Lard Biscuit hates this film, and for good reason.

Paghat the Ratgirl is a little warmer, also for good reason.

The Film on Paper poster archive has a nice feature on this superior version of the marketing, for GREAT reasons, I mean, look at that sweetness!

And for NO good reason, I myself don’t have a whole lot to say about this flick. I’ve sat down to rewatch and review it probably a half dozen times in the past few years, and just can’t get it right in my head. There is BRILLIANCE here, and from a visionary director. The massive building destruction set at the film’s climax is amazing. The notorious “football scene” should be experienced just for the sheer weirdness, and the tar-soaked Koga assassin bit is pure arthouse beauty.

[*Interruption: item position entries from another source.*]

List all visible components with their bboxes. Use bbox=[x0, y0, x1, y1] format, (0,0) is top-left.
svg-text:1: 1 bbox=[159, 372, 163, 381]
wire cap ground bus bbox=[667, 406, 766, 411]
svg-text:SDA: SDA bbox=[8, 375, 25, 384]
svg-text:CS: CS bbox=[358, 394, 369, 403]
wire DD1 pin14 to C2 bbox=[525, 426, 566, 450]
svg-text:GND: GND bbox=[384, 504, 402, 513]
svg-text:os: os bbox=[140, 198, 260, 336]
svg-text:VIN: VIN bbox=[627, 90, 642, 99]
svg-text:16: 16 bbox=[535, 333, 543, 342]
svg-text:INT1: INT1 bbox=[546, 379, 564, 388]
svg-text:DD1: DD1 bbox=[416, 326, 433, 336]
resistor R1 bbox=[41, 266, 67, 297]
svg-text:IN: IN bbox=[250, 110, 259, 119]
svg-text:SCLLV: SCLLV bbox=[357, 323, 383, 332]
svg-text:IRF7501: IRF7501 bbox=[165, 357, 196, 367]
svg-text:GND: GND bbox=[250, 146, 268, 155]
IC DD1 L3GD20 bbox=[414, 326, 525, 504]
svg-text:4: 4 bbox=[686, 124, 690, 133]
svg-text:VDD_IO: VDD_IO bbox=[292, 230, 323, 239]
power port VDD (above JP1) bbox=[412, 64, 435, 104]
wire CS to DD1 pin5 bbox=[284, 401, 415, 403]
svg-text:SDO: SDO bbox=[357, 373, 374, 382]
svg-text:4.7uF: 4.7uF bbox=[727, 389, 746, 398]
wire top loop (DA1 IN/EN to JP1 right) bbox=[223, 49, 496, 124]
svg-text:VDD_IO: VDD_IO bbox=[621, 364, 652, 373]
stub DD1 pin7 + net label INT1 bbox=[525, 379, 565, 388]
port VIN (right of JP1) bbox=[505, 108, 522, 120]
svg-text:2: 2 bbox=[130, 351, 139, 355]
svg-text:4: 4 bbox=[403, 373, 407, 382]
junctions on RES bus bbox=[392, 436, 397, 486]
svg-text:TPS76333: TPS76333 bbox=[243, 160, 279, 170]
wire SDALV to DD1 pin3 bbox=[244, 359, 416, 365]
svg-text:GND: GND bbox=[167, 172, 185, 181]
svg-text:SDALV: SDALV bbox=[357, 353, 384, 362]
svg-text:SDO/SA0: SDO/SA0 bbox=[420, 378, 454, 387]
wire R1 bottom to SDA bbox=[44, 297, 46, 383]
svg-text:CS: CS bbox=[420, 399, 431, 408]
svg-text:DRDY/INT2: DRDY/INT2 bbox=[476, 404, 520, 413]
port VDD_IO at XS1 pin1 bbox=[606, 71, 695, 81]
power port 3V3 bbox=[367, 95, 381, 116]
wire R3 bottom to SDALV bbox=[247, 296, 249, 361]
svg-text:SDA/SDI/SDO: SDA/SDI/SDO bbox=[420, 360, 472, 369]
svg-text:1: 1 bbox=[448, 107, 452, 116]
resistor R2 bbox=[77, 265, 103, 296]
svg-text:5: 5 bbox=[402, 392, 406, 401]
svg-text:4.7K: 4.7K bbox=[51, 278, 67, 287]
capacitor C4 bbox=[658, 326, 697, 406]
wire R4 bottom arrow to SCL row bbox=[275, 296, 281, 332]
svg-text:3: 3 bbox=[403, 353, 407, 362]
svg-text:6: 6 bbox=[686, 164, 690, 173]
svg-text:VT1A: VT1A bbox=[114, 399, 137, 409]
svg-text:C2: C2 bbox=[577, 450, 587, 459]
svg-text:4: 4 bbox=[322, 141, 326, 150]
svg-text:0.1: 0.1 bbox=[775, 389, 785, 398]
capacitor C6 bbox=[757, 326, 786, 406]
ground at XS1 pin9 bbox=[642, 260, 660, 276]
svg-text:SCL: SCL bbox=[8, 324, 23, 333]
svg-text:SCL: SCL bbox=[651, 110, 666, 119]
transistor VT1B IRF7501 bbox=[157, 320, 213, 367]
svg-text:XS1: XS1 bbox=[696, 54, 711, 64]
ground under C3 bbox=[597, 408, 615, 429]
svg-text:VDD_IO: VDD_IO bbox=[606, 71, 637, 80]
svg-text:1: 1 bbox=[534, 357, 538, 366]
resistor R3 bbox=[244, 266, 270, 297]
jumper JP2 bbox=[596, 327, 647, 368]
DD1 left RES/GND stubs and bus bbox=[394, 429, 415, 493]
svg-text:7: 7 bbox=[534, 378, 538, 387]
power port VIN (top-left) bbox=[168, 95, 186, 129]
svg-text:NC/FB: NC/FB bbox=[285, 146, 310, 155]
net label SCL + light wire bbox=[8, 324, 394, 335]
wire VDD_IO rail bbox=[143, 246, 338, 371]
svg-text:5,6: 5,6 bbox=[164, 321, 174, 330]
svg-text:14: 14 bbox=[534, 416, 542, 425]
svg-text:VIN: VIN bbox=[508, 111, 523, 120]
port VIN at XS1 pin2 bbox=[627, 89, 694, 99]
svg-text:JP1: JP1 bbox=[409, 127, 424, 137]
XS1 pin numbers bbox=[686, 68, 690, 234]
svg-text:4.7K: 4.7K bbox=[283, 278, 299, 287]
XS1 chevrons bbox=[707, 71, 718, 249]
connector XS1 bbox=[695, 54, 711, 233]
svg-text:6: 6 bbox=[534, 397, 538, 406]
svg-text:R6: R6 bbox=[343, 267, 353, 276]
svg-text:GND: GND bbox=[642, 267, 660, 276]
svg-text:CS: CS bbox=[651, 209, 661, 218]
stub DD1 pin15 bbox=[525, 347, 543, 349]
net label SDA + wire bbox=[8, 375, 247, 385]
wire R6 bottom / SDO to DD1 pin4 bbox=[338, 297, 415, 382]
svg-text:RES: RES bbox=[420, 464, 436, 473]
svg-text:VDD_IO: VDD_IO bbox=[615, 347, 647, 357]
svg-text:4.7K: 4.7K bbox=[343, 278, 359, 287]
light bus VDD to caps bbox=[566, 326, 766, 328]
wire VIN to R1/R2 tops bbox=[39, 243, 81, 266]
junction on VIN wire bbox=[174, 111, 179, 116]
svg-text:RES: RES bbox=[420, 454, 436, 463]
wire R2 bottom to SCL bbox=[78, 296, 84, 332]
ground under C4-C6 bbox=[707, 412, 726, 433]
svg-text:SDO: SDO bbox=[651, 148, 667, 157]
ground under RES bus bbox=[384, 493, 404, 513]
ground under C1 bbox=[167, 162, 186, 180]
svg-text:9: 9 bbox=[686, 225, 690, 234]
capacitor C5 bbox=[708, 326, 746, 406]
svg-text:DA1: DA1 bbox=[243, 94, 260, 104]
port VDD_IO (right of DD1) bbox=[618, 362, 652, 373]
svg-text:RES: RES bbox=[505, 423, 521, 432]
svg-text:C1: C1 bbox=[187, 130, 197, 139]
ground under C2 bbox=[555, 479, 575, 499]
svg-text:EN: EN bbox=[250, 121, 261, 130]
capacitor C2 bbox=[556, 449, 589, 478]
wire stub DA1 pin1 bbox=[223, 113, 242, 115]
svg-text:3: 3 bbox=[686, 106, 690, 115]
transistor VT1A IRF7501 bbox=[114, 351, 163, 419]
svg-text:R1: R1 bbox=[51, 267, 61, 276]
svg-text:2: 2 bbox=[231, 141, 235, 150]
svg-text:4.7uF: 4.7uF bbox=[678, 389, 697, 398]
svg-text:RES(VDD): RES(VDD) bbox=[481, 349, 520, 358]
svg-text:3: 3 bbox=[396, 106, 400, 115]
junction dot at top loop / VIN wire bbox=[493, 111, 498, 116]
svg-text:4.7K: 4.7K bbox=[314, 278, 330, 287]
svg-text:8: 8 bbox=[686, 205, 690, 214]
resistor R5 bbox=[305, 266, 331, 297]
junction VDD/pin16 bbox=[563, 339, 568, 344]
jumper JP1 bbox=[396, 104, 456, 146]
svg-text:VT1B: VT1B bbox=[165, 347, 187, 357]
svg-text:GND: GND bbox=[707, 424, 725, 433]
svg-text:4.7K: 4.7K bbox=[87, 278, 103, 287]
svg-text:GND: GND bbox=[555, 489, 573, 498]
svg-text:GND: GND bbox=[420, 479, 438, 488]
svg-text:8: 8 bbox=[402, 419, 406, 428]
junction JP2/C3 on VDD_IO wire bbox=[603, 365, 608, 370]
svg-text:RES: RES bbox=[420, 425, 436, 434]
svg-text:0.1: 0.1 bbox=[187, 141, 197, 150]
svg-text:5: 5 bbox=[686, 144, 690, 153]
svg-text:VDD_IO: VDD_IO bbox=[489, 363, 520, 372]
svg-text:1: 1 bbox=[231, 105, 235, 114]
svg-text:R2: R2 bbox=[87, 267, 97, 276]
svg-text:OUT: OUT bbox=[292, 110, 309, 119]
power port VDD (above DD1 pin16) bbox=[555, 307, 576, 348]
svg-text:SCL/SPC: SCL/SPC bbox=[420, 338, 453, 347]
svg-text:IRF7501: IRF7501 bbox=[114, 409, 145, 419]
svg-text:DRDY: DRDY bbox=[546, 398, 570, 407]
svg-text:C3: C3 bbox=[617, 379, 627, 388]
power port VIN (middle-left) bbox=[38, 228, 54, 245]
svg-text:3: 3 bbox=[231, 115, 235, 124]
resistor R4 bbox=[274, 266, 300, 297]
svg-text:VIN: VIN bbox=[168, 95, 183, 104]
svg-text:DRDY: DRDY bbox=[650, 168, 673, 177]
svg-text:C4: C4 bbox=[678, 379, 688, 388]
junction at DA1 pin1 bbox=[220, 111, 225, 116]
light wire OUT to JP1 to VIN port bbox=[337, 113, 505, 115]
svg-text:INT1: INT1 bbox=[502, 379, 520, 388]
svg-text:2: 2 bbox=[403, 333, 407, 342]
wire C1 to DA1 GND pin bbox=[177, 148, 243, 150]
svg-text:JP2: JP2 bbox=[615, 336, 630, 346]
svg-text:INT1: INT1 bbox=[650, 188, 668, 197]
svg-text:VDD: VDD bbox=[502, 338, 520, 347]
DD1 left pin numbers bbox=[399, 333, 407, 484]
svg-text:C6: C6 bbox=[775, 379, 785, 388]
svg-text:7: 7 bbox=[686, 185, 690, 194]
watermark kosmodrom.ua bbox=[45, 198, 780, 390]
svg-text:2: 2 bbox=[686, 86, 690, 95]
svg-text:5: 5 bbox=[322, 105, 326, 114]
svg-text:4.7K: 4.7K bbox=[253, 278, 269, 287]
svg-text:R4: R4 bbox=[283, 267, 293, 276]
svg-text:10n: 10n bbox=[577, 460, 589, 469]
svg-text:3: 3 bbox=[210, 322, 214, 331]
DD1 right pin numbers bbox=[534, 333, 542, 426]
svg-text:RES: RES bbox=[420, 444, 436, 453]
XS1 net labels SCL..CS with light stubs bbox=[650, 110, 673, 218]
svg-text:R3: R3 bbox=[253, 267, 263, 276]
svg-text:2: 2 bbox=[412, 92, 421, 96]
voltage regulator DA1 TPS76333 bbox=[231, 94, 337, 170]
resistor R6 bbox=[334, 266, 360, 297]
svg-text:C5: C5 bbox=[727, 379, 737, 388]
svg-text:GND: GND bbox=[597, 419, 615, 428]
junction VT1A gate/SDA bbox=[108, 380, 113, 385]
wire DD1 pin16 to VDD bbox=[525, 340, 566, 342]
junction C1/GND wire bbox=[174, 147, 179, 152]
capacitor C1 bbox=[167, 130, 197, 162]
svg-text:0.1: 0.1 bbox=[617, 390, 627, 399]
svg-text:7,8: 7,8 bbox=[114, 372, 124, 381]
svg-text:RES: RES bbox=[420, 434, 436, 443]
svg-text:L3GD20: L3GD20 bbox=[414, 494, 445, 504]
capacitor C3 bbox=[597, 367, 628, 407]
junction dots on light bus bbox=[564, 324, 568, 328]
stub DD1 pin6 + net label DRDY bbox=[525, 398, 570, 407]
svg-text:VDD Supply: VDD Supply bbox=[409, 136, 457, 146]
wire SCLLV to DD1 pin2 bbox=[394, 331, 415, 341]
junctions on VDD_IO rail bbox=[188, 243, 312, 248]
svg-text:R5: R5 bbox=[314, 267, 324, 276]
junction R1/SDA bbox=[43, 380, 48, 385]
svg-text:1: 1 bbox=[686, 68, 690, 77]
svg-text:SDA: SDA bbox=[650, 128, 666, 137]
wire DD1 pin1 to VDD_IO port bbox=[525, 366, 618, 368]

Thing is, the rest of the film is inconsistent with those other notable scenes. Slow, plodding, depressing, sulking and pouting in its own grimness for grimness’s sake. I don’t know what he’s trying to say with this film, and where it lands between outré art trash and ironic brilliance is really up to every individual viewer.

So I guess this non-review IS my review. I’m as conflicted as the movie itself, so I’ll just default to outright day job mode and look at the graphic design and marketing aspects. Ignore the weird tin foil shit, and bask in what I’ve said over and over again on this site:

The best way to market a ninja movie is to put a giant awesome ninja head on the poster!